Es geht um Frieden und Gerechtigkeit

Die Proteste in Kolumbien begannen Ende April gegen eine geplante Steuerreform inmitten der Pandemie. Die Reform ist seit zwei Wochen begraben, aber die vor allem jungen Kolumbianer fordern mittlerweile „ein anderes Land“, und die Gewerkschaften sowie Organisationen der Zivilgesellschaft verlangen den Rücktritt des Staatschefs, der ein politischer Ziehsohn des früheren ultrarechten Präsidenten Álvaro Uribe ist.
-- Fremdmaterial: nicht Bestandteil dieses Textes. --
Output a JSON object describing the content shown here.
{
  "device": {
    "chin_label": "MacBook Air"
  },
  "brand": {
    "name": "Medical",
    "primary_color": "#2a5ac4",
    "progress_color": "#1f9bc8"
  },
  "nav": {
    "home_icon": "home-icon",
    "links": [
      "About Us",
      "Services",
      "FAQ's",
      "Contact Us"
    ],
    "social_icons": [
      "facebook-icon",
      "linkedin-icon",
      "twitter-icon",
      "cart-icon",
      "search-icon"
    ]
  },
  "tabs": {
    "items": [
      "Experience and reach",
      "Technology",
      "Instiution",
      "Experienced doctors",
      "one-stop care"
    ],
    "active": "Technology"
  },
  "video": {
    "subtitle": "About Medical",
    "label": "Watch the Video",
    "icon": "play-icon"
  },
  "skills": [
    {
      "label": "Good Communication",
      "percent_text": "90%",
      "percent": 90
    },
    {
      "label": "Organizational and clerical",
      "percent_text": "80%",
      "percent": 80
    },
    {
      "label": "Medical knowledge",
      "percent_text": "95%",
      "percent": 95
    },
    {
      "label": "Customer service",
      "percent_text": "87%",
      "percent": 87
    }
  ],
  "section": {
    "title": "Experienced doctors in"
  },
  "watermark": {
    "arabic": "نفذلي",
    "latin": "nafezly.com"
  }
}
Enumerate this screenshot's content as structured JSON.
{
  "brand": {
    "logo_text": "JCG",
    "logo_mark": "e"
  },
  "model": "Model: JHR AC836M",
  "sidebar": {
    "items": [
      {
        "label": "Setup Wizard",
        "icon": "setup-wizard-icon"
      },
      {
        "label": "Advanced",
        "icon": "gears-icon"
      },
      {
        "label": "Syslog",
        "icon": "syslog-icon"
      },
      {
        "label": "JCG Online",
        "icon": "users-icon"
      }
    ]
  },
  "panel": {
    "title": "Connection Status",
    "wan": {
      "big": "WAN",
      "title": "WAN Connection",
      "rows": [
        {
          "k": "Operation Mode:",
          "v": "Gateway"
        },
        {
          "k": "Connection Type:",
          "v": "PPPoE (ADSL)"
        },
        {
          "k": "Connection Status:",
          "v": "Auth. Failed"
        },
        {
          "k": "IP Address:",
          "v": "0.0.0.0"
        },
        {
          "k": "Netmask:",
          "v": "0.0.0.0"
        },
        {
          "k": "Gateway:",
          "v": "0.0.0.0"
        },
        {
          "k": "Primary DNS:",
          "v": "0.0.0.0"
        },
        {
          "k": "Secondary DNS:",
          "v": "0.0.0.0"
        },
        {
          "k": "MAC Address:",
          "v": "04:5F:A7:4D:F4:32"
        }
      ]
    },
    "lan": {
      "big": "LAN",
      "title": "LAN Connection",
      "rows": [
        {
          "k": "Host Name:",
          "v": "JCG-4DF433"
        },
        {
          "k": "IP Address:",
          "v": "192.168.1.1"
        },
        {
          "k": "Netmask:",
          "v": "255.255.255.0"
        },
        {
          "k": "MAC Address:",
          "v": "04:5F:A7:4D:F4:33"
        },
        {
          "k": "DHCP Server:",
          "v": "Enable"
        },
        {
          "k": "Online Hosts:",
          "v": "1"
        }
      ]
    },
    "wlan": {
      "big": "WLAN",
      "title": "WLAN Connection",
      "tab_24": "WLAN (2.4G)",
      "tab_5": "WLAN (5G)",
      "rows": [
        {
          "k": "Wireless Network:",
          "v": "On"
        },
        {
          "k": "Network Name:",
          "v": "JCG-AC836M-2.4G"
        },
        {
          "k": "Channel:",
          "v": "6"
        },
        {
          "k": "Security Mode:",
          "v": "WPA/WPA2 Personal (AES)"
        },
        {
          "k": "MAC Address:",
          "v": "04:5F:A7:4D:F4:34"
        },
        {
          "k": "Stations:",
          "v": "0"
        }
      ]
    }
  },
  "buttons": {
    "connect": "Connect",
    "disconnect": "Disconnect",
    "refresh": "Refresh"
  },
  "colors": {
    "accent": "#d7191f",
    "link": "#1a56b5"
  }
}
Es geht den Menschen um das neoliberale Wirtschaftsprojekt und Duques Widerstand gegen das historische Friedensabkommen mit der Linksguerilla Farc von Ende 2016. Die Situation in Kolumbien ist vergleichbar mit den Protesten, die in Chile im Oktober 2019 losbrachen und sich gegen das gesamte Sozial- und Wirtschaftsmodell des Landes richteten. 

Rücktritte und Zugeständnisse, aber keine Konfliktlösung

Duque macht aus der Not heraus Zugeständnisse, stellt auch die kritisierte Gesundheitsreform in Frage und schafft die Schul- und Unigebühren für die drei niedrigsten Einkommensschichten per Dekret ab. Zudem verlor Duque in den vergangenen Tagen nach seinem Finanzminister Alberto Carrasquilla auch Außenministerin Claudia Blum. Sie trat wegen der anhaltenden internationalen Kritik an der gewaltsamen Unterdrückung der Proteste zurück. Aber die Proteste gehen unvermindert weiter, am Samstag legte ein weiterer Generalstreik die Hauptstadt Bogotá lahm. Es wird ein heißer Sommer in dem südamerikanischen Staat werden.